Li Ning has been deeply involved in the badminton track since 2009. The dealer network accumulated in this category just provides the distributed distribution capabilities that are most needed when demand explodes: instead of waiting for consumers to find the brand, the brand has been deployed in advance where consumers will go.
There is a counter-intuitive point worth pointing out here: professional categories often give people the impression that "you should go through boutique channels", such as high-end flagship stores, limited sales, and DTC controlled price systems.
However, professional sports consumption has its own geographical distribution rules. Runners do not only run in Sanlitun, Beijing, and badminton enthusiasts do not only play in Xintiandi, Shanghai.

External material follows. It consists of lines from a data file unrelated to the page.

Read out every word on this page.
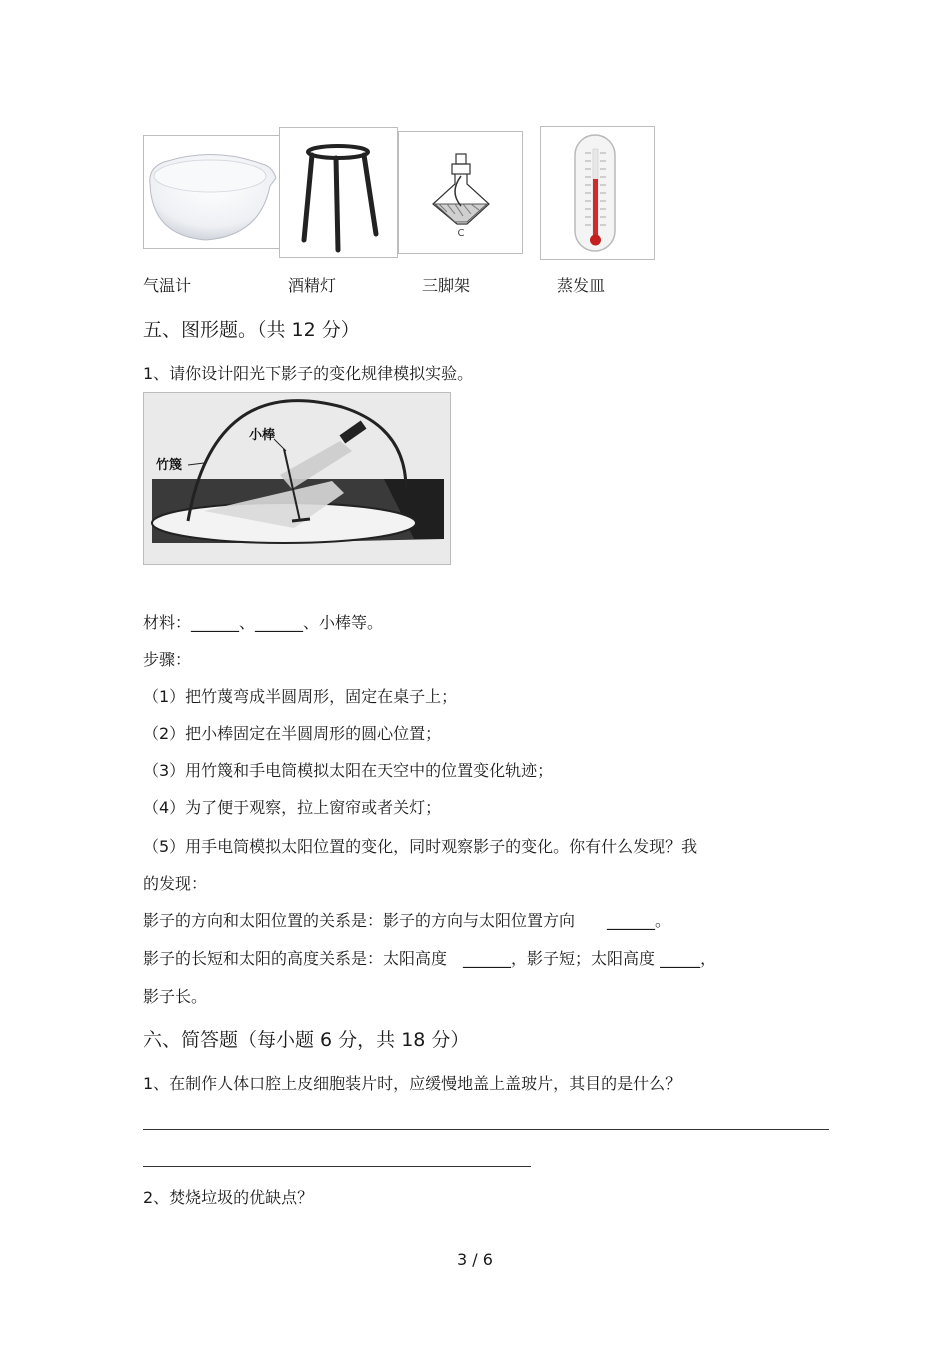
C
气温计	酒精灯	三脚架	蒸发皿
五、图形题。（共 12 分）
1、请你设计阳光下影子的变化规律模拟实验。
小棒
竹篾
材料：______、______、小棒等。
步骤：
（1）把竹蔑弯成半圆周形，固定在桌子上；
（2）把小棒固定在半圆周形的圆心位置；
（3）用竹篾和手电筒模拟太阳在天空中的位置变化轨迹；
（4）为了便于观察，拉上窗帘或者关灯；
（5）用手电筒模拟太阳位置的变化，同时观察影子的变化。你有什么发现？我
的发现：
影子的方向和太阳位置的关系是：影子的方向与太阳位置方向　　______。
影子的长短和太阳的高度关系是：太阳高度　______，影子短；太阳高度 _____，
影子长。
六、简答题（每小题 6 分，共 18 分）
1、在制作人体口腔上皮细胞装片时，应缓慢地盖上盖玻片，其目的是什么？
2、焚烧垃圾的优缺点？
3 / 6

Breadth of coverage is precisely the necessary condition for professional categories to move from niche to mass, rather than the cost of diluting the brand.
Li Ning's "mixed channel model" has begun to show an advantage that is different from the pure DTC path: Compared with complete DTC, this model has sacrificed the ceiling of gross profit margin; but the anti-cyclical ability, market response speed and coverage depth it has gained have demonstrated its actual value time and time again in the instant conversion of Olympic marketing, the large-scale penetration of the running category, and the rapid realization of the explosive demand for badminton.
Behind this is actually a more essential judgment. In a highly stratified and continuously volatile market, it is difficult for a single model to cover all variables. Rather than pursuing the "purity" of a certain model, it is better to build a system that can dynamically adjust between different cycles and different regions.
The nearly 20 billion net cash on hand gives Li Ning sufficient capital reserves to seize opportunities, and there is no need to bet on the radical transformation of a single channel in an uncertain market environment.
Qian Wei, executive director and co-CEO of Li Ning Group, said at the media communication meeting for the performance release, "We are still the same this year. We hope that the company will maintain a medium-to-challenge posture rather than a risky posture. Laying a solid foundation is still Li Ning's top priority. At the same time, we will use a more positive attitude and actions to look at the business and opportunities of different categories in different subdivisions. This time it has become the main idea of Li Ning Group's operations. "
Channels are never isolated operational variables, but physical extensions of brand strategy.
The "hybrid optimal solution" chosen by Li Ning may not be the sexiest answer in the textbook, but it is the one that can best withstand the test of cycles in China's highly stratified market.